Era la prediletta di Mozart. Su di essa hanno scritto Lord Byron, Oscar Wilde e Stendhal. E ci hanno disegnato grandi artisti così come è stata utilizzata per edizioni speciali di capolavori letterari o per la riproduzione di capolavori d’arte.
Nei suoi nove secoli di storia conosciuta, la Carta Bambagina si è fatta apprezzare per le sue caratteristiche uniche. E da Amalfi è diventata famosa nel mondo, considerata ancora oggi, a pieno titolo, tra le eccellenze del made in Italy.
E’ del 1231 il documento più antico in carta amalfitana, a firma dell’imperatore Federico II, che proprio con quello ne proibì l’uso per gli atti ufficiali, preferendo la pergamena, perché ritenuta più durevole. Il tempo lo ha smentito, facendo arrivare fino ai nostri giorni esemplari ultrasecolari di Bambagina, che continuò ad essere utilizzata sia per documenti privati sia per tutti gli atti pubblici dagli Stati dell’Italia meridionale in epoca angioina, aragonese, del vicereame e borbonica e dalle istituzioni ecclesiastiche. Intanto, ad Amalfi aumentava il numero delle cartiere, che producevano secondo l’antica tecnica appresa dagli Arabi, i quali, avendola a loro volta mutuata dai Cinesi, la praticavano già dal X secolo. E i naviganti amalfitani, che con gli Arabi avevano all’epoca ampi scambi e frequentazioni nei porti della Sicilia e dell’Egitto, erano stati i primi europei ad imparare i segreti della carta, trasferendoli in patria.

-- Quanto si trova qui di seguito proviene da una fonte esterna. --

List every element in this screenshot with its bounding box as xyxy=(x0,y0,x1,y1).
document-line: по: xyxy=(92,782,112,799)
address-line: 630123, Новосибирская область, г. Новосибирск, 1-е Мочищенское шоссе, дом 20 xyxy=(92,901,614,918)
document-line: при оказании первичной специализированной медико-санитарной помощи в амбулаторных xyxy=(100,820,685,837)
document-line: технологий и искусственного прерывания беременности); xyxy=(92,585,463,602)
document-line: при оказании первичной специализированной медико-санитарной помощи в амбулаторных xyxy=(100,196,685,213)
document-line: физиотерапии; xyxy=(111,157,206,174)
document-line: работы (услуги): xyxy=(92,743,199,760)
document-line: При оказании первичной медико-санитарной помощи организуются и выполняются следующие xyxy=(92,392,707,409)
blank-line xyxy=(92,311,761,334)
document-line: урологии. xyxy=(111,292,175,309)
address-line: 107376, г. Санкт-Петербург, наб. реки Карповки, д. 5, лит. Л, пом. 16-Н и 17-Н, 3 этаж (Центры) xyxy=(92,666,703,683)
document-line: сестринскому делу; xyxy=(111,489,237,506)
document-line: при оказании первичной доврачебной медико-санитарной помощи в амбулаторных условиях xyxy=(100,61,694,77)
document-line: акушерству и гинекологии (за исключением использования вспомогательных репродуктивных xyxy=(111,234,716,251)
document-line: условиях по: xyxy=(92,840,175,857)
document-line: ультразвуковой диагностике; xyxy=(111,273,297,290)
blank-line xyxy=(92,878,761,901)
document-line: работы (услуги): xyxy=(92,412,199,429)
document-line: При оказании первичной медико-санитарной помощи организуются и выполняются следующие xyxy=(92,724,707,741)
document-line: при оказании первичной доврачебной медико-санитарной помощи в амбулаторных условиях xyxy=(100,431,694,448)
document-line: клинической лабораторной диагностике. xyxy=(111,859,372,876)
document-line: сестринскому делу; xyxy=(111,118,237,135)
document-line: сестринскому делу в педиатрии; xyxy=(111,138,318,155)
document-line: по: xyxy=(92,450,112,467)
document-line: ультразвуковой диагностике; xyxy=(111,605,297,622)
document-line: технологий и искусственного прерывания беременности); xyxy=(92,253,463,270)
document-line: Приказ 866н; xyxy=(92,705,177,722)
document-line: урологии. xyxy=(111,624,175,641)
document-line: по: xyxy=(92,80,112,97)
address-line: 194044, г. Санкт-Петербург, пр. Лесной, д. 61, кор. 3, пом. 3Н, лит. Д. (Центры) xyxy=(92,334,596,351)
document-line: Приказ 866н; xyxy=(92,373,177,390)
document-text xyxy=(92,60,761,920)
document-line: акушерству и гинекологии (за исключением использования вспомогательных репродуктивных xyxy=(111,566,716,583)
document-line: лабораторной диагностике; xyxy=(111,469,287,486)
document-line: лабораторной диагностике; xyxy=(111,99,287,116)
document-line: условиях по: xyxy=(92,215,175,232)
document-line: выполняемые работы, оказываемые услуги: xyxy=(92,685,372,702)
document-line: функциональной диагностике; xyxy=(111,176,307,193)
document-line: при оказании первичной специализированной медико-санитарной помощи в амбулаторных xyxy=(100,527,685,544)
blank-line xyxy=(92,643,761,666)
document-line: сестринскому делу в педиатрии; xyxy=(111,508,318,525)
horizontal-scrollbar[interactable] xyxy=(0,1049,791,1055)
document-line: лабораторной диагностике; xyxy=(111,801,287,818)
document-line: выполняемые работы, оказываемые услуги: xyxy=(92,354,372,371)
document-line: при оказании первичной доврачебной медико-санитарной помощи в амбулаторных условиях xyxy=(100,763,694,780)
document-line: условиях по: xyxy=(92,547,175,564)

Il cuore della produzione amalfitana era nella Valle dei Mulini, la parte finale della Valle delle Ferriere, proprio sopra la città. Là arrivavano i carichi di stracci o di stoffe bianche di lino, canapa e cotone, in parte importati da Napoli, che venivano tagliati, sfilacciati e messi a bagno a macerare, per essere avviati alla fase della lavorazione fatta con i mulini, azionati dall’acqua del torrente Canneto. I mulini muovevano dei grossi martelli chiodati con i quali la stoffa veniva ridotta in poltiglia, che era poi trasferita in tini rivestiti di maioliche. Nei tini erano calate le forme con bordi di legno e una filigrana centrale di fili di ottone o di bronzo con i marchi dei cartari. Le forme catturavano le parti solide della poltiglia e questa prima versione del foglio veniva posta su un feltro di lana, il “pontone”. Si formava una catasta di fogli umidi alternati ai feltri, che veniva pressata. A quel punto, si separavano i feltri dai fogli, che erano trasferiti negli “spandituri”, stanze con grandi finestre per far circolare l’aria e asciugare naturalmente i fogli di carta, che da lì passavano nella sala dell’”allisciaturo”, per la stiratura finale. Tutto a mano, con una lavorazione lenta e una produzione necessariamente limitata. Almeno fino al ‘700, quando arrivarono ad Amalfi le “macchine olandesi”, dotate di cilindri con le filigrane che aumentarono la produzione, e fu introdotta anche una preasciugatura dei fogli con le caldaie a vapore. A quell’epoca si contavano undici cartiere e il numero continuò a crescere, anche quando la produzione industriale era ormai diffusa in Europa. A mettere fine all’economia della carta ad Amalfi fu l’alluvione del 1954, che distrusse tutte le cartiere tranne tre: quella di Francesco Imperato, che la chiuse e si trasferì a Palermo, quella dei Milano e quella degli Amatruda, che è ancora attiva e tiene viva la tradizione della Carta Bambagina, prodotta artigianalmente foglio per foglio, con un’altissima qualità riconosciuta a livello mondiale.
I Milano, invece, hanno trasformato la loro cartiera nel centro di Amalfi nel Museo della Carta, con i macchinari originali del XIII secolo e la macchina olandese impiantata nel 1745, tutti restaurati e perfettamente funzionanti, per mostrare dal vivo le varie fasi della lavorazione ai visitatori. A completare il museo, un’ampia esposizione di oggetti antichi e prodotti cartacei e una biblioteca specializzata di oltre tremila volumi e documenti.